Hqm, peinture

HQM ou l'attracteur étrange

Par C.Madezo

Ce grand triptyque jaune où s'enkystent des archipels noirs, rudes, sans concessions: le noir est le substrat, le fond; il recouvre d'emblée la toile. Le jaune est l'événement, le témoignage, la forme; le résultat de l'interaction entre un dedans vierge qui s'ouvre, s'expose et l'inépuisable manifestation du dehors. Savoir ensuite si le noir est dessous, dessus, devant ou derrière, même dehors ou dedans, l'essentiel est d'avoir fait surgir la question.

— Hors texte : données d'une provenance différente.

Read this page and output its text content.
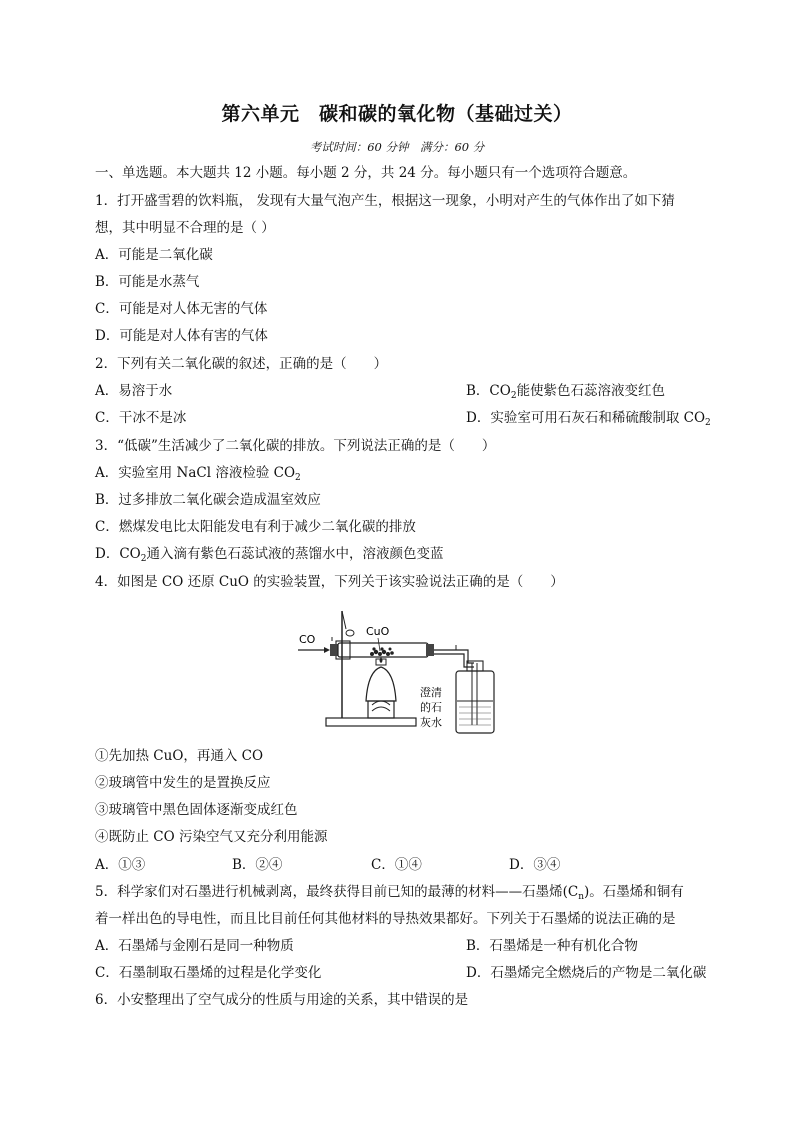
第六单元　碳和碳的氧化物（基础过关）
考试时间：60 分钟　满分：60 分
一、单选题。本大题共 12 小题。每小题 2 分，共 24 分。每小题只有一个选项符合题意。
1．打开盛雪碧的饮料瓶， 发现有大量气泡产生，根据这一现象，小明对产生的气体作出了如下猜
想，其中明显不合理的是（ ）
A．可能是二氧化碳
B．可能是水蒸气
C．可能是对人体无害的气体
D．可能是对人体有害的气体
2．下列有关二氧化碳的叙述，正确的是（　　）
A．易溶于水	B．$CO_2$能使紫色石蕊溶液变红色
C．干冰不是冰	D．实验室可用石灰石和稀硫酸制取 $CO_2$
3．“低碳”生活减少了二氧化碳的排放。下列说法正确的是（　　）
A．实验室用 NaCl 溶液检验 $CO_2$
B．过多排放二氧化碳会造成温室效应
C．燃煤发电比太阳能发电有利于减少二氧化碳的排放
D．$CO_2$通入滴有紫色石蕊试液的蒸馏水中，溶液颜色变蓝
4．如图是 CO 还原 CuO 的实验装置，下列关于该实验说法正确的是（　　）
CO
CuO
澄清
的石
灰水
①先加热 CuO，再通入 CO
②玻璃管中发生的是置换反应
③玻璃管中黑色固体逐渐变成红色
④既防止 CO 污染空气又充分利用能源
A．①③	B．②④	C．①④	D．③④
5．科学家们对石墨进行机械剥离，最终获得目前已知的最薄的材料——石墨烯$(C_n)$。石墨烯和铜有
着一样出色的导电性，而且比目前任何其他材料的导热效果都好。下列关于石墨烯的说法正确的是
A．石墨烯与金刚石是同一种物质	B．石墨烯是一种有机化合物
C．石墨制取石墨烯的过程是化学变化	D．石墨烯完全燃烧后的产物是二氧化碳
6．小安整理出了空气成分的性质与用途的关系，其中错误的是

C'est une vision fugitive, première, qui vient maculer l'attente du noir: un surgissement, une irruption, qu'entourent tous les aléas d'un premier regard. Une forme répertoriée, référencée, ne peut pas rendre compte d'un hasard aussi fugace. Le trait, dans un tel tremblement, tente de se définir omme une limite probable; comme la matière, parfois, n'est approchable que par une courbe de probabilité, la courbe enveloppe d'un possible assez flou, et cependant d'une présence incontestable. La peinture, ici, établit une sorte de pacte entre une conscience pure, rétive, et un monde trop pressant. D'où cette restitution interrogative qui ne ressemble à rien de connu: assez proche, en définitive, de ces figures à cerner une réalité chaotique que les scientifiques nomment, bizarrement, des attracteurs étranges. Au-delà d'une représentation trop figée, les formes de Pol Guézennec, comme les attracteurs étranges, sont des pièges pour une réalité turbulente trop complexe.

Cette comparaison avec la rigueur scientifique éclaire peut-être le signe fréquent, parfois caché, parfois omni-présent, en forme de clef, de compas, ou d'observateur réduit à un oeil et deux immenses jambes: le HQM, ou l'Homme Qui Marche. Référence, bien sur, mais surtout témoin de la rigueur au centre d'apparents délires, témoin aussi d'une dualité, d'un regard se regardant regarder, d'une tension délibérément créée par le peintre pour percevoir une ébauche de sens dans l'irruption chaotique des mille êtres. On pense à Beckett, à son Molloy émergeant sous les arbres, rugueux lui aussi, élémentaire, mais présence incontestée sur fond inextricable.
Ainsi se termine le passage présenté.